Modelling of Microchannel Cross-Sectional Profile Generated on Ti-6Al-4V Alloy by Micro-abrasive Waterjet
摘要
Micro-machining of low-to-high aspect ratio (depth/width) microchannels has numerous applications in biomedical, micro-electromechanical, and microfluidic systems. Milling micro-features in advanced engineering materials (AEMs) using a conventional micro-machining route is challenging. Specifically, generating a controlled freeform surface with acceptable dimensional tolerance in Ti-alloys is difficult. The necessity to machine a wide range of ductile-behaving AEMs (with minimal residual stress, no heat-affected zone, and relatively minor edge damage) demands alternative technologies.
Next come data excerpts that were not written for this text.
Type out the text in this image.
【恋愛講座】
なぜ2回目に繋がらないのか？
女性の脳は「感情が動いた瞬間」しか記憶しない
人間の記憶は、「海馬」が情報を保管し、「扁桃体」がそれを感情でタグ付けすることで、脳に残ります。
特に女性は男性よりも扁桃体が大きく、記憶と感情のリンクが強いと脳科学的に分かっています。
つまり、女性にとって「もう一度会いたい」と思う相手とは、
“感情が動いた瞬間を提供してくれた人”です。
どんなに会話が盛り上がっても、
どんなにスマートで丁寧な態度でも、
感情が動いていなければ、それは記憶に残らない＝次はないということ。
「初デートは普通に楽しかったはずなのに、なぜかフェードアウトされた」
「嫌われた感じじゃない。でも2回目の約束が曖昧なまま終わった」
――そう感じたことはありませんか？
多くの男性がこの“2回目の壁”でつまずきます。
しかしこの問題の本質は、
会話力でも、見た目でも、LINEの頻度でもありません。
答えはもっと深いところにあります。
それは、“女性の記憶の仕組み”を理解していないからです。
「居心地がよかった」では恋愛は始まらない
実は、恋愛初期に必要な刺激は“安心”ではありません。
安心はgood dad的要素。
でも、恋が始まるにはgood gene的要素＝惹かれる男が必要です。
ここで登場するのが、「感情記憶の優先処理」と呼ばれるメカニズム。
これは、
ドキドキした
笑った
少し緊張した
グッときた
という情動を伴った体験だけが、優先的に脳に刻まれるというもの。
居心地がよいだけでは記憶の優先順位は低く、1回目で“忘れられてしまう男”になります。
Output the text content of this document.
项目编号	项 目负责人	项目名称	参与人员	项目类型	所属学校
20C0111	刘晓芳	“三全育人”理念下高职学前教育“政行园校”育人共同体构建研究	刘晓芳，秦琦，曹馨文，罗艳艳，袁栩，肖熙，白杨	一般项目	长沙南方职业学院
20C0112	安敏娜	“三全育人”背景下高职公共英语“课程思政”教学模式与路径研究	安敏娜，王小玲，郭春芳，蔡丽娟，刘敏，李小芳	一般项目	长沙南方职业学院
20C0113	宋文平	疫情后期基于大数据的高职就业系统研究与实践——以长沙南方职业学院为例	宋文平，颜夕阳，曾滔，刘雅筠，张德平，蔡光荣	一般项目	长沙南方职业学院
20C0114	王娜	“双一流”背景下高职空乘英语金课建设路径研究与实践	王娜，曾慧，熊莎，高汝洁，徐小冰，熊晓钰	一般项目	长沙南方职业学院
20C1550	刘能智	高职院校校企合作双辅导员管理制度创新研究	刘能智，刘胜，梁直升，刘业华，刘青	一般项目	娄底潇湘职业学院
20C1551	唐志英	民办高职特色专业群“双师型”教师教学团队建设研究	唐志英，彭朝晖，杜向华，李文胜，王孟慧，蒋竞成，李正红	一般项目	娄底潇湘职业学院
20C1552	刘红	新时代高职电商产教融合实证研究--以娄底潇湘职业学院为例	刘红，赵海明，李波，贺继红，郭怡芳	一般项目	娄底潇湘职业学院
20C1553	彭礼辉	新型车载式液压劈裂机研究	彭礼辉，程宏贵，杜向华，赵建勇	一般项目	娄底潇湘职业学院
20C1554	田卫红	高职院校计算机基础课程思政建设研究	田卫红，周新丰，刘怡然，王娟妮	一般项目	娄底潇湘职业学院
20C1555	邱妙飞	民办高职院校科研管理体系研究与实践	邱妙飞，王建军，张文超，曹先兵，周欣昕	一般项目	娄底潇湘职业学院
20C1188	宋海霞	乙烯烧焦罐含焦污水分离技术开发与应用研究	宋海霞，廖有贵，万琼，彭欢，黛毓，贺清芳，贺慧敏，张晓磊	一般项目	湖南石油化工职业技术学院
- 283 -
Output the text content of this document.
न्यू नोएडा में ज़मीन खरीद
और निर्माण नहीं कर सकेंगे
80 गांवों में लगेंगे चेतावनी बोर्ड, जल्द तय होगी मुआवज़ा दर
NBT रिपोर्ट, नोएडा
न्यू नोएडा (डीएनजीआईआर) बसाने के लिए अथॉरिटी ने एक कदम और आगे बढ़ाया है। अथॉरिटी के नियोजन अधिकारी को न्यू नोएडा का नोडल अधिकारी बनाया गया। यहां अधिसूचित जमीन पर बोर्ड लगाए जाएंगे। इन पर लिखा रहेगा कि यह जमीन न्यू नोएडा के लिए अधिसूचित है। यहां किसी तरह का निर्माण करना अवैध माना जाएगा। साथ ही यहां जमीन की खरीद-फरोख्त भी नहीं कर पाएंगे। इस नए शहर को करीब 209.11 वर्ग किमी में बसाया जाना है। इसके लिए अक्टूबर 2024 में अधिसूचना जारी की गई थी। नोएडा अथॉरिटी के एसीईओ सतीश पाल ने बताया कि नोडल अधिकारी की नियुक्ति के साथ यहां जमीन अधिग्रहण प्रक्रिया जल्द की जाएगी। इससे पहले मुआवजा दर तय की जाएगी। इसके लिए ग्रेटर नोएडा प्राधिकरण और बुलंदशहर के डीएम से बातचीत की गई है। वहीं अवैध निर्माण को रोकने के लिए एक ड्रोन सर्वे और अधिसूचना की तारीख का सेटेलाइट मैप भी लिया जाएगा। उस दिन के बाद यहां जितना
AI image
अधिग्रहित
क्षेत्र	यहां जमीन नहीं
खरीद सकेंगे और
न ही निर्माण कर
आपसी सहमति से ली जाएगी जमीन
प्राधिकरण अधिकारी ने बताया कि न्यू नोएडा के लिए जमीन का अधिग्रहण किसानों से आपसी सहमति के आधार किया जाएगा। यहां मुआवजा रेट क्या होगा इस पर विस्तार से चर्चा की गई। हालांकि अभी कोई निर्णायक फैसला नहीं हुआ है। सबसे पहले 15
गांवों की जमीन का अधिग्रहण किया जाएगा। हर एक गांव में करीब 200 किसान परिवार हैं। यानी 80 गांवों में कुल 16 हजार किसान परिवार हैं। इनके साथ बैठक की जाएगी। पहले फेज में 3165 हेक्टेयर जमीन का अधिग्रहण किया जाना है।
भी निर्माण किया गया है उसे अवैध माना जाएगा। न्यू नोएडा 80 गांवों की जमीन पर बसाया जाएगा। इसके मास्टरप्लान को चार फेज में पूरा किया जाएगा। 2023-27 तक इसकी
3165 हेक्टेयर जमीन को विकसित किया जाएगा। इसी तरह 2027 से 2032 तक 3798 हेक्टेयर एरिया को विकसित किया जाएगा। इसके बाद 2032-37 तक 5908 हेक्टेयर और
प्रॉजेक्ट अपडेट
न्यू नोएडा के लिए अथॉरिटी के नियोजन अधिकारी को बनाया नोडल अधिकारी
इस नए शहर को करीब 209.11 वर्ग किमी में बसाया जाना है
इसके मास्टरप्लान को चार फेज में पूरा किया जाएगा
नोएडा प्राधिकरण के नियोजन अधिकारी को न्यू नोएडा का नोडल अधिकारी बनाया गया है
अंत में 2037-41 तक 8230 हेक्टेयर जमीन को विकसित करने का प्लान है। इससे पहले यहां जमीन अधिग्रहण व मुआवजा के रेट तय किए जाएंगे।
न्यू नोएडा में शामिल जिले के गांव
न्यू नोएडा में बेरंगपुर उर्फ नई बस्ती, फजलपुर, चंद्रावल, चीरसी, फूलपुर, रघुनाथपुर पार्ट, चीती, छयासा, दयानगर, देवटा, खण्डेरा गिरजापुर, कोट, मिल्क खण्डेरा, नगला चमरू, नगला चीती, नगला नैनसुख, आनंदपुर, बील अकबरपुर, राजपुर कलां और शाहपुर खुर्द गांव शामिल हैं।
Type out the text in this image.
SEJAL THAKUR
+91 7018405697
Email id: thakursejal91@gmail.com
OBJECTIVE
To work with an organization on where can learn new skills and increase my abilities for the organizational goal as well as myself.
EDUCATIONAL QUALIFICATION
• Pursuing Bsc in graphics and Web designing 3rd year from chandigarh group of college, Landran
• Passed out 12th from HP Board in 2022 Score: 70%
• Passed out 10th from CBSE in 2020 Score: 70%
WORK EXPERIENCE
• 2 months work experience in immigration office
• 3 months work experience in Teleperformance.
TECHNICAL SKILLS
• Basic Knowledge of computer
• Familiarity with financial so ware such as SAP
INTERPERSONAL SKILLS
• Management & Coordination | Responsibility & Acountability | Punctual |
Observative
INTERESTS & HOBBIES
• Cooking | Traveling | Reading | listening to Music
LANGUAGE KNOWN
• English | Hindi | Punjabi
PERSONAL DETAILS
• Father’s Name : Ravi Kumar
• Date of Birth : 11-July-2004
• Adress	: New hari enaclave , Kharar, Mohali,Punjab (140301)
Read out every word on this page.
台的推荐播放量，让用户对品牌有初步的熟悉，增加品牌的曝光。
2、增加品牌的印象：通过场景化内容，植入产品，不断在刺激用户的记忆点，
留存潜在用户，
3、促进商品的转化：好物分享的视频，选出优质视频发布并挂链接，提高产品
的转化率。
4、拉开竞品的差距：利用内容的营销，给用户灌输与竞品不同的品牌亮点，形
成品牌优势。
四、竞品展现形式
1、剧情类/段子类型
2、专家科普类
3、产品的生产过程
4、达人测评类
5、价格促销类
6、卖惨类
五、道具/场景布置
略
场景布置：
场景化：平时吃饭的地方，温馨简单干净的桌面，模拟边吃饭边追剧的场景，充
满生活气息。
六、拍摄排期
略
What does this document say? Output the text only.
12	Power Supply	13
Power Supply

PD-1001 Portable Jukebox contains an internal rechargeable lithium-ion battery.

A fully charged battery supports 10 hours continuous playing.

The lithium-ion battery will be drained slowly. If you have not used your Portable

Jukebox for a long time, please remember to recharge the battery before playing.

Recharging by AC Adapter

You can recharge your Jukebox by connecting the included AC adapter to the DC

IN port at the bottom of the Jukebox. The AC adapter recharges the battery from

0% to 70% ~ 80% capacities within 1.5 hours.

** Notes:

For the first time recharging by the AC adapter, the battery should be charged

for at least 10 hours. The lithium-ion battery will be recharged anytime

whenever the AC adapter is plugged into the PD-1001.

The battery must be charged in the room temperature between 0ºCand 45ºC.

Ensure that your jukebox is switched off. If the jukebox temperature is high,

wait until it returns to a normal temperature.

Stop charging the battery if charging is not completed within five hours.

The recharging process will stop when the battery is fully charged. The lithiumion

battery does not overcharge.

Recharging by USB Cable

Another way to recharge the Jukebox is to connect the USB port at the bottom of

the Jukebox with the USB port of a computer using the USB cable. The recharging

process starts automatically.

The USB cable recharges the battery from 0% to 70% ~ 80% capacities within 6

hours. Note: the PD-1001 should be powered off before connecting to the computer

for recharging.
The present study employed micro-abrasive waterjet (μ-AWJ) technology to perform controlled-depth milling of low-to-high aspect ratio microchannels without masking the Ti-6Al-4V target. In addition, a hybrid model is proposed to predict the cross-section profiles (CPs) of the microchannels milled in linear jet pass erosion. The hybrid model includes two modules: (i) high-energy jet flow dynamics—which outputs the particle flow properties in the jet plume, and (ii) a normal jet-impinged erosion—which predicts the microchannel CPs. Experimentally milled microchannels in single jet pass erosion have an aspect ratio of 0.06–0.19. Model results show that the prediction error in microchannel erosion depth is < 1%, and their CPs with a maximum mean absolute error of < 9.4 μm. A strong conformity is observed between the experimentally generated CPs and model-predicted ones, with a correlation coefficient 0.98. Overall, the study demonstrated the accurate prediction of microchannel CPs using a proposed hybrid model—one of the building blocks. Thus, the model aids in manufacturing a desired microchannel geometry generated by μ-AWJs and serves as an initial step to building freeform surface modules.